Parallel processing: OpenStack 220 controllers process the configuration information concurrently, enabling multiple pieces of equipment to be configured and integrated into data center 10 network more efficiently.

Feedback and validation: This process enables real-time feedback between Netbox 210 and OpenStack 220, allowing administrators to validate configuration changes and ensure all equipment is functioning correctly.

The present technology also includes an optional aspect for encryption for data protection using Self-Encrypting Drives (SEDs) and Ironic 270 for automatic management of encryption keys.

Additionally, the present technology relates to improved provisioning processes, Secure Boot technology, and Data Centre as a Service with distributed auditing and key management. These features offer significant improvements in the area of data security for large-scale data centres by implementing encryption at the disk level using Self-Encrypting Drives, automating provisioning processes with Ironic 270, enhancing boot security through Secure Boot technology, and enabling clients to have full control over their infrastructure while maintaining data security with distributed key management and auditing features.

Unless otherwise specified herein, or unless the context clearly dictates otherwise the term about modifying a numerical quantity means plus or minus ten percent. Unless otherwise specified, or unless the context dictates otherwise, between two numerical values is to be read as between and including the two numerical values.

In the present description, some specific details are included to provide an understanding of various disclosed implementations. The skilled person in the relevant art, however, will recognize that implementations may be practiced without one or more of these specific details, parts of a method, components, materials, etc. In some instances, well-known methods associated with artificial intelligence, machine learning and/or neural networks, have not been shown or described in detail to avoid unnecessarily obscuring descriptions of the disclosed implementations.

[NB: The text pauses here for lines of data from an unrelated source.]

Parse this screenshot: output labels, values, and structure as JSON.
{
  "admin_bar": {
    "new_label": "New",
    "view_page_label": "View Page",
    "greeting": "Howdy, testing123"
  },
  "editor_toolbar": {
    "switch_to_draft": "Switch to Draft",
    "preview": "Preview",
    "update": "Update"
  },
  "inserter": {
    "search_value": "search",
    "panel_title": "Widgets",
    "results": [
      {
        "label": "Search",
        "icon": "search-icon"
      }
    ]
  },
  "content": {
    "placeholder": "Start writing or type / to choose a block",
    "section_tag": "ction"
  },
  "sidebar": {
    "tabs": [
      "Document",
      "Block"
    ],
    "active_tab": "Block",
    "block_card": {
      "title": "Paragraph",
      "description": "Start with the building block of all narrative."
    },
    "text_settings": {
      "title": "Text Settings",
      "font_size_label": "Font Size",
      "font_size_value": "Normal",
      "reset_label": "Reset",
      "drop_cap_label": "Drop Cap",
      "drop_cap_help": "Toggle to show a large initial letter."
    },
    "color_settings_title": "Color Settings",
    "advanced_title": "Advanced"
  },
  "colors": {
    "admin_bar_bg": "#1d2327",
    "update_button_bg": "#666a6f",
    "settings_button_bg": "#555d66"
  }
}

In the present description and appended claims “a”, “an”, “one”, or “another” applied to “embodiment”, “example”, or “implementation” is used in the sense that a particular referent feature, structure, or characteristic described in connection with the embodiment, example, or implementation is included in at least one embodiment, example, or implementation. Thus, phrases like “in one embodiment”, “in an embodiment”, or “another embodiment” are not necessarily all referring to the same embodiment. Furthermore, the particular features, structures, or characteristics may be combined in any suitable manner in one or more embodiments, examples, or implementations.

As used in this description and the appended claims, the singular forms of articles, such as “a”, “an”, and “the”, may include plural referents unless the context mandates otherwise. Unless the context requires otherwise, throughout this description and appended claims, the word “comprise” and variations thereof, such as, “comprises” and “comprising” are to be interpreted in an open, inclusive sense, that is, as “including, but not limited to”.

In this manner, the present technology provides the capability of efficient automated secure deployment and management of computer infrastructures, including infrastructures that are deployed offsite.

Modifications and improvements to the above-described implementations of the present technology may become apparent to those skilled in the art. The foregoing description is intended to be exemplary rather than limiting. The scope of the present technology is, therefore, intended to be limited solely by the scope of the appended claims.